# Izzy's first training class



## ali-s.j. (Jun 6, 2011)

Ciara took Izzy to training tonight (I'm tied up for the next 2 Mondays). How proud was she when they came home?! Star pupil :star: Izzy was way advanced compared to the other pups, and they asked if she'd be doing agility classes  So lovely for Ciara to do this with her, she loved showing me what they'd learned.


----------



## wilfiboy (Sep 18, 2010)

Super news clever Izzy and yeh lovely for her and Ciara to do it together... they might not let you join in, you might just have to catch up in the evenings lol.
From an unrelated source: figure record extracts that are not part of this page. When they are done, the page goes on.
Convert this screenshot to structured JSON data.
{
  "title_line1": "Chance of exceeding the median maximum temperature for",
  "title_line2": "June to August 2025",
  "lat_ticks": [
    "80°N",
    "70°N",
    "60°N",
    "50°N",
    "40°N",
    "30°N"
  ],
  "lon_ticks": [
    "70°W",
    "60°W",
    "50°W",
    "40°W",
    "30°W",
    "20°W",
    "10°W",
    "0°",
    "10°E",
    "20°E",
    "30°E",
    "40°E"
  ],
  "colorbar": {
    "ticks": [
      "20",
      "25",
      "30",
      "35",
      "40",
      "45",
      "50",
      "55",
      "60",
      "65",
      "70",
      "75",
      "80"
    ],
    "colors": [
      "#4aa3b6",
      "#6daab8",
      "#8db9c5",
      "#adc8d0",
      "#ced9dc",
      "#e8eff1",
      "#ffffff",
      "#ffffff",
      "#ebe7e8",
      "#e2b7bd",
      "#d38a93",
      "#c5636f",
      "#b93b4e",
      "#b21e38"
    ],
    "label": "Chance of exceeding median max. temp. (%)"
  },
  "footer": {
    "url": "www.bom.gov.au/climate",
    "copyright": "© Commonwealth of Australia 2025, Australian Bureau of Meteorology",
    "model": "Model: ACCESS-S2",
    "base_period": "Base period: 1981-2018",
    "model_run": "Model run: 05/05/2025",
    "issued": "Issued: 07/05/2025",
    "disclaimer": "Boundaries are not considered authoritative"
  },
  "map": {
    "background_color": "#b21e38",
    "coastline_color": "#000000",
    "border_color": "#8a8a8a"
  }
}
They'll both do a great job and Ciara will be so proud


----------



## lady amanda (Nov 26, 2010)

YAY! that is great!


----------



## EG1 (May 14, 2011)

Well done Izzy!!!!! :congrats: Rupert's SO impressed, but a little nervous as he starts in the infants next Tues and has developed manky eyes!!! No-one will want to share their squeakies with him at playtime. Might have to get him dark glasses.


----------



## colpa110 (Jul 5, 2011)

Well done izzy - our poos are really smart. Betty had her second class tonight and the trainer already wants to promote her to the 'big' class ( I'm not so sure they really look like they know what they are doing!)


----------



## Ali79 (Mar 30, 2011)

Well done Izzy


----------